RYANAIR is to suspend all flights in or out of Northern Ireland for most of January and warned it will “significantly cut” flights across its entire schedule from January 21 due to the tougher new Covid-19 restrictions.

The budget carrier has already reduced its operation at Belfast International and City of Derry airports to just four winter routes.

But a flight leaving Aldergrove for Krakow on Sunday will be the airline’s last from either airport until January 28.

Ryanair is due to resume flights from Derry to Liverpool on January 28, with the Derry to Edinburgh service returning in early February.

(Update: The Derry to Edinburgh service has now been pushed back until March 28 2021).

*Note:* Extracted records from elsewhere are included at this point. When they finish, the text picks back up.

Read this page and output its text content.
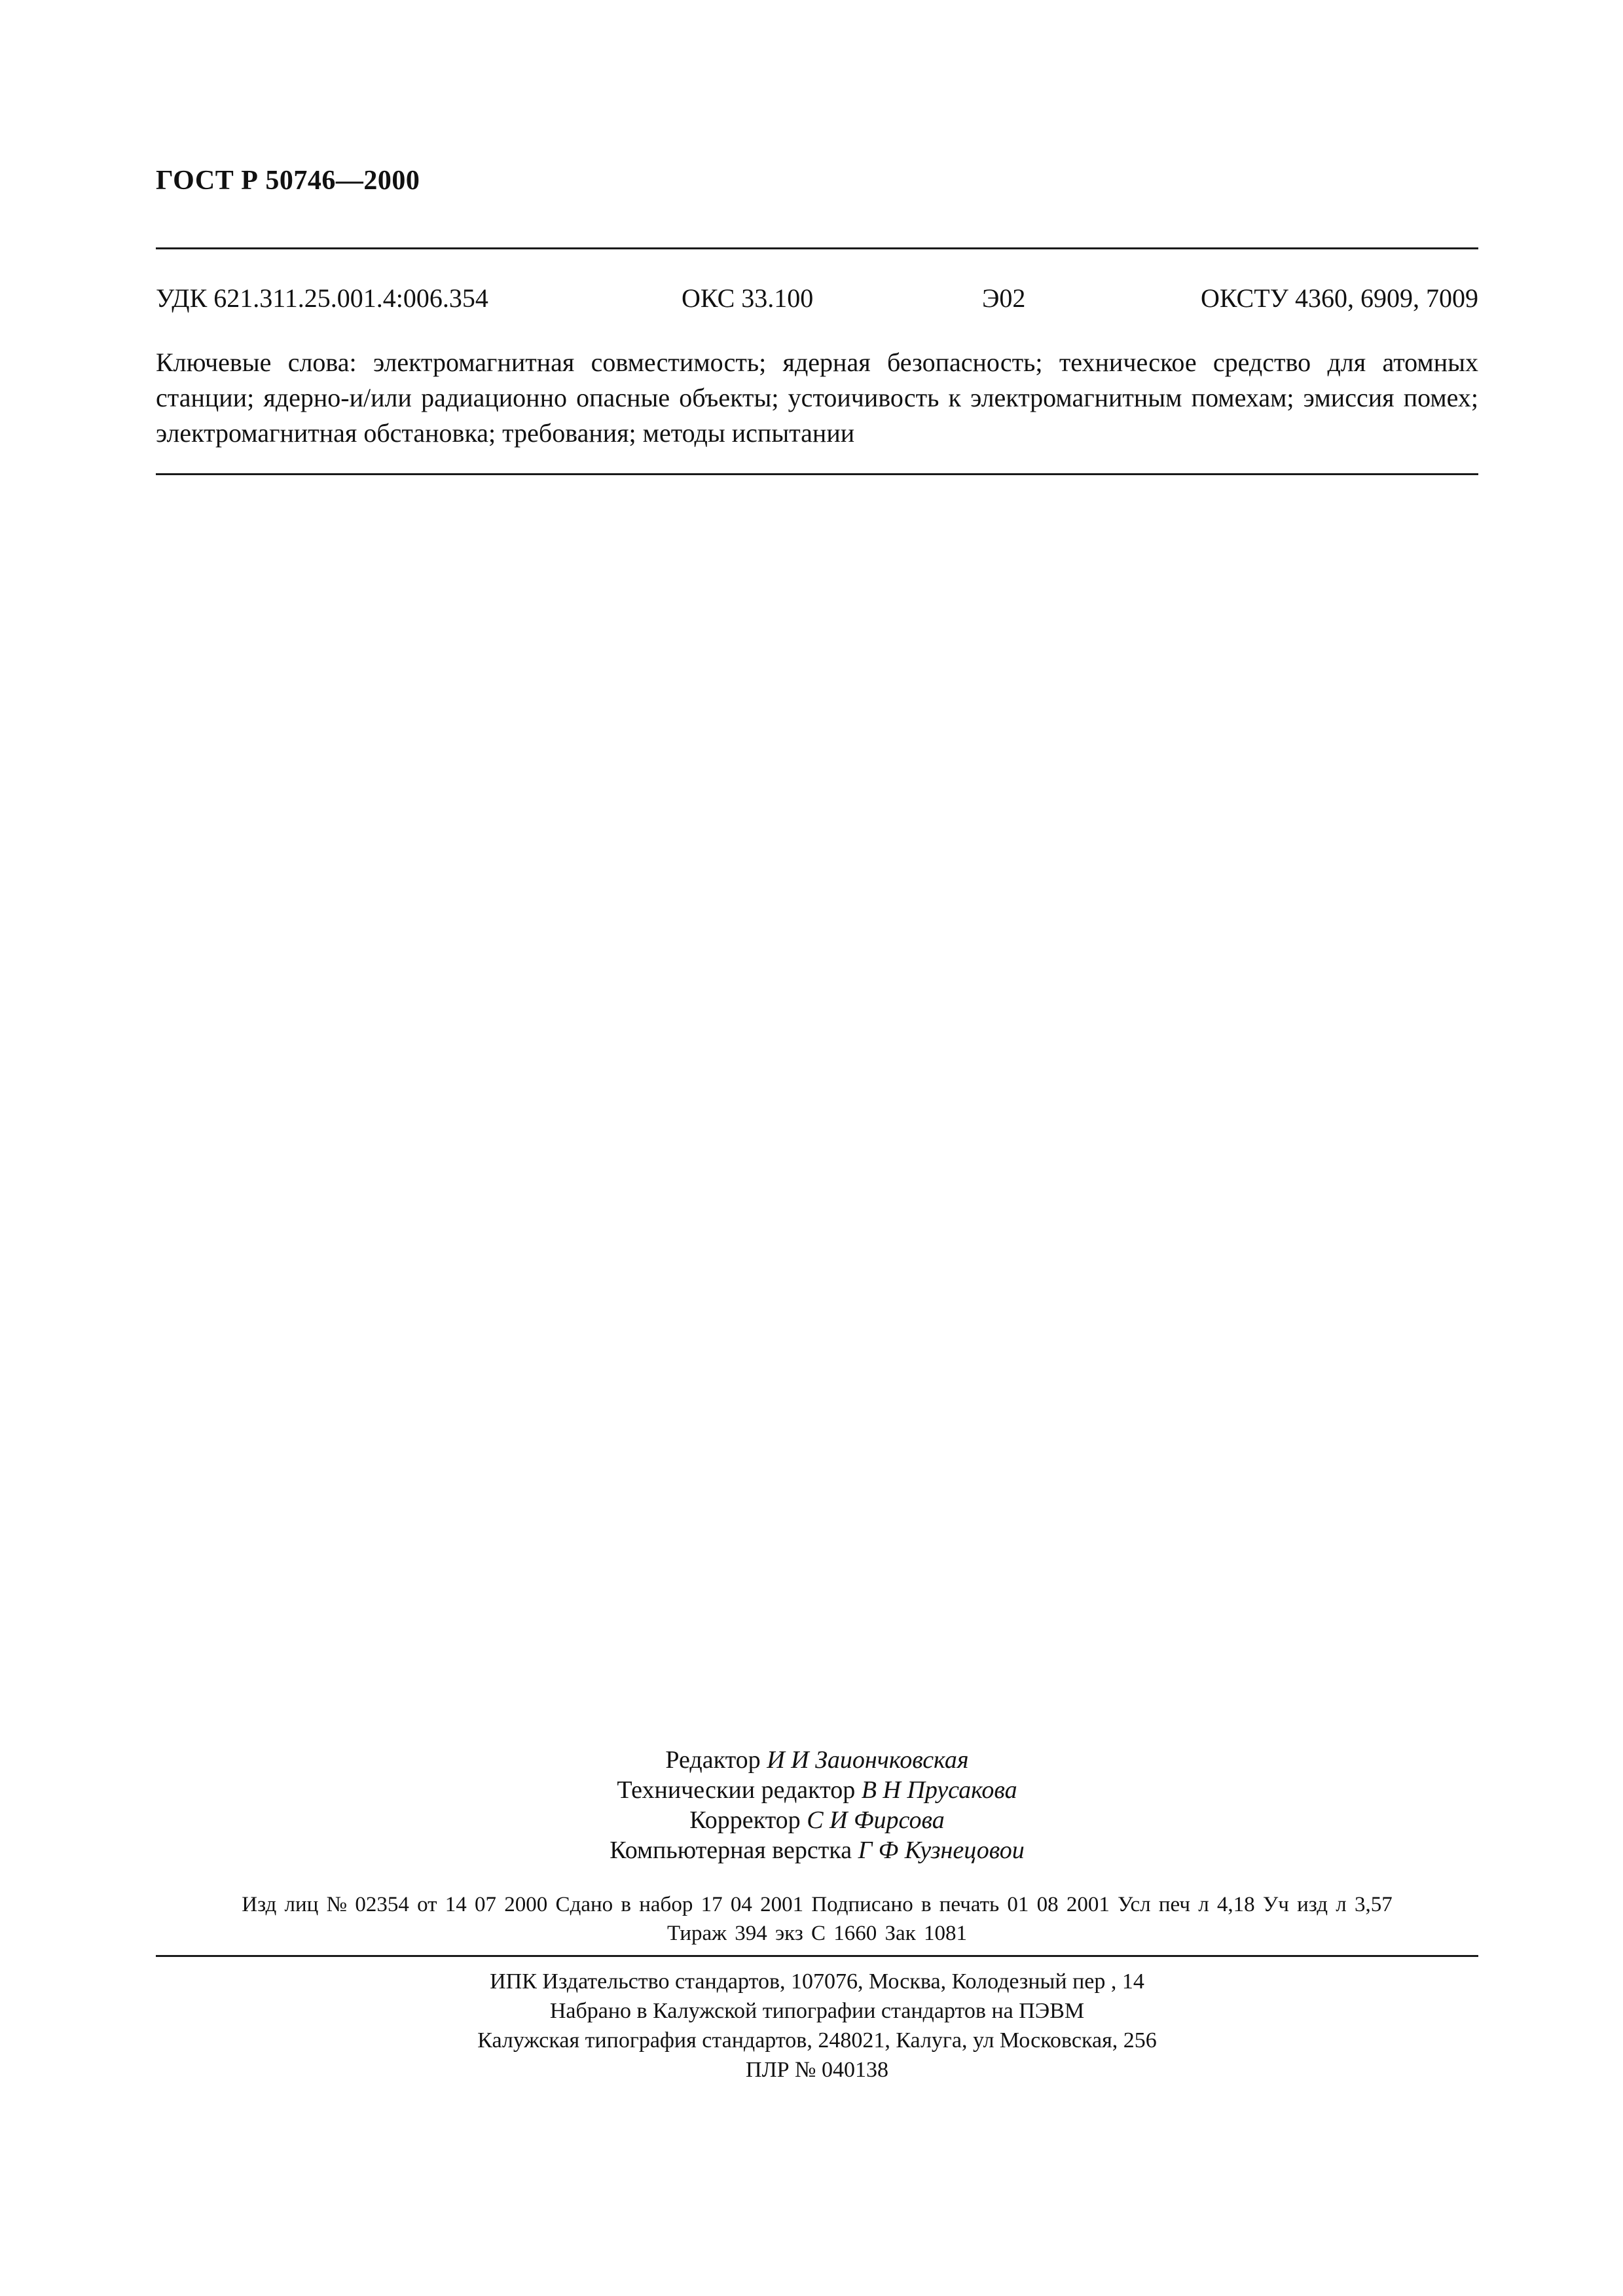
ГОСТ Р 50746—2000
УДК 621.311.25.001.4:006.354	ОКС 33.100	Э02	ОКСТУ 4360, 6909, 7009
Ключевые слова: электромагнитная совместимость; ядерная безопасность; техническое средство для атомных станции; ядерно-и/или радиационно опасные объекты; устоичивость к электромагнитным помехам; эмиссия помех; электромагнитная обстановка; требования; методы испытании
Редактор И И Заиончковская
Техническии редактор В Н Прусакова
Корректор С И Фирсова
Компьютерная верстка Г Ф Кузнецовои
Изд лиц № 02354 от 14 07 2000 Сдано в набор 17 04 2001 Подписано в печать 01 08 2001 Усл печ л 4,18 Уч изд л 3,57
Тираж 394 экз С 1660 Зак 1081
ИПК Издательство стандартов, 107076, Москва, Колодезный пер , 14
Набрано в Калужской типографии стандартов на ПЭВМ
Калужская типография стандартов, 248021, Калуга, ул Московская, 256
ПЛР № 040138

The Belfast International to Stansted route is pencilled in for a February 5 return, while flights to Krakow and Milan also due to resume in the first week of February.

But Ryanair yesterday indicated yesterday that the return of some of those flights could be in doubt in light of new restrictions.

The Irish carrier said it would "significantly cut its flight schedules" from January 21, operating "few, if any, flights" to and from the UK and Ireland.

It now expects to carry below 1.25 million passengers this month, and said traffic might drop to as low as 500,000 passengers in February and March.

"Ryanair will significantly cut its flight schedules from Thurs 21 Jan, which will result in few, if any, flights being operated to/from Ireland or the UK from the end of Jan until such time as these draconian travel restrictions are removed," the company said in a statement.

It added: "All customers affected by these further flight cancellations and further travel restrictions will receive emails advising them of their entitlements of free moves and/or refunds later today."

Ryanair has also criticised the Irish government for keeping open the border with the north, while heavily restricting flights to other countries.

A spokesperson said: "Ireland's Covid-19 travel restrictions are already the most stringent in Europe, and so these new flight restrictions are inexplicable and ineffective when Ireland continues to operate an open border between the Republic and the North of Ireland.”

Ryanair stands to lose many passengers from what it called "draconian" restrictions remaining in place.

On Thursday, it revealed to shareholders that it expects to carry between 26 million and 30 million passengers in the 12 months to March, which makes up the company's financial year.

It is a downgrade from its previous estimates of fewer than 35 million passengers.

However, the company said it does not expect a material impact on its net loss for the year, because many of the cancelled flights would have been loss-making anyway.